Eric Simon - Building high-quality analytics in enterprise big data landscapes: challenges and perspectives

Organized by: 
The team of the LIG Keynote Speeches: Nicolas Peltier, Renaud Lachaize, Dominique Vaufreydaz
Eric Simon (SAP - Big Data division)
Eric Simon (SAP - Big Data division)

Eric Simon is currently Chief Scientist in SAP Big Data division. He was previously chief architect in the Enterprise Information Management division, and development manager of the advanced metadata management and semantic services for SAP HANA platform. Prior to SAP, he led the development of Data Federator, a federated database system that enabled “multi-source universes” in Business Objects BOE Enterprise XI 4.0 flagship product, the most acclaimed feature by customers when the product was released. Eric joined Business Objects in 2005 with the acquisition of Medience, a start-up he co-founded in 2001, which specialized in data federation technology with innovative distributed query processing and schema mapping capabilities. Prior to that, Eric was a “director of research” at INRIA, which he joined in 1985. There, he started the research project on the mediation system Le Select whose technology was transferred to Medience. Eric published research results in various topics like database integrity, concurrency control, object-oriented programming, deductive databases, query optimization, data integration, and data cleaning. He was the recipient for two best paper awards at the VLDB and ACM OOPSLA conferences. He is the co-author of several patents at Bell Labs, Medience, Business Objects, and SAP. Eric regularly serves on the Program Committee of international database research conferences and was the industrial PC chair of ACM SIGMOD in 2008. Eric received both a PhD and Habilitation in Computer Science from University of Paris VI, France in 1986 and 1992 respectively.

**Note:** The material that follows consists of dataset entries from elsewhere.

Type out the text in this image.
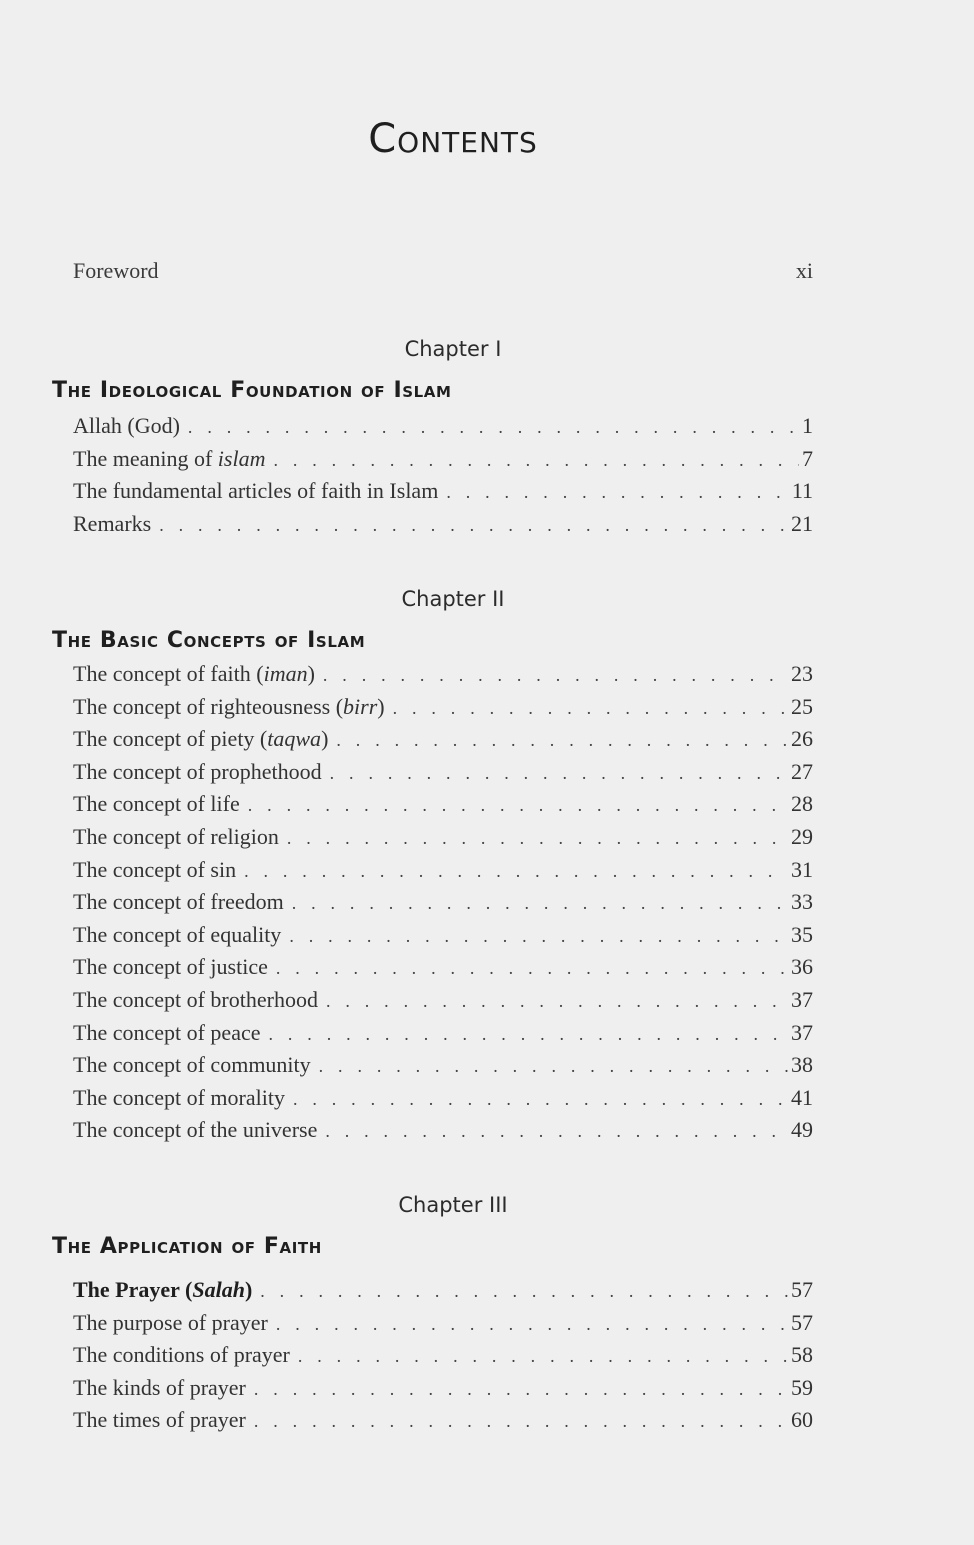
Contents
Foreword	xi
Chapter I
The Ideological Foundation of Islam
Allah (God) . . .	1
The meaning of islam . . .	7
The fundamental articles of faith in Islam . . .	11
Remarks . . .	21
Chapter II
The Basic Concepts of Islam
The concept of faith (iman) . . .	23
The concept of righteousness (birr) . . .	25
The concept of piety (taqwa) . . .	26
The concept of prophethood . . .	27
The concept of life . . .	28
The concept of religion . . .	29
The concept of sin . . .	31
The concept of freedom . . .	33
The concept of equality . . .	35
The concept of justice . . .	36
The concept of brotherhood . . .	37
The concept of peace . . .	37
The concept of community . . .	38
The concept of morality . . .	41
The concept of the universe . . .	49
Chapter III
The Application of Faith
The Prayer (Salah) . . .	57
The purpose of prayer . . .	57
The conditions of prayer . . .	58
The kinds of prayer . . .	59
The times of prayer . . .	60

Increasingly large amounts of data become available to enterprises through multiple channels and can be managed on premise or in-cloud at affordable costs. In this context, data-driven applications rapidly emerged as a new paradigm: they are reactive to real-time events or perception of relevant changes in the Enterprise data, embed predefined best practice business logic, and use predictive models to learn from big data what action to take. Their development mainly relies on big data analytics pipelines that process various kinds of data via rich compositions of data engineering tasks (e.g., data cleaning and feature generation) and machine learning tasks (e.g., model building and evaluation) executed on big data computing platforms federating heterogeneous computing environments. Despite significant previous efforts to strengthen some self-service analytics by automating data preparation or model building, the development of high quality big data analytics pipelines remains a labor intensive, time consuming, and error prone activity that requires highly skilled users. In this talk we shall review the following root causes that impede the development of high-quality analytics by “citizen data scientists”: (1) data engineering and machine learning tasks are executed as independent, sequential operations, although the overall process of creating high quality analytics is highly iterative, and critical decisions of the former affect the performance of the latter; (2) lack of tools to assess data quality and repair big data analytics pipelines when data quality issues are detected; (3) no support for continuously monitoring the quality of big data analytics pipelines deployed in production when data characteristics evolve; and (4) very limited facilities to reuse existing big data pipelines due to a lack of understanding of data dependencies, and description of model behavior. We shall illustrate these problems using examples issued from real business use cases, and motivate underlying open research problems at the crossroads of data cleaning, data integration, machine learning, and scalable big data processing.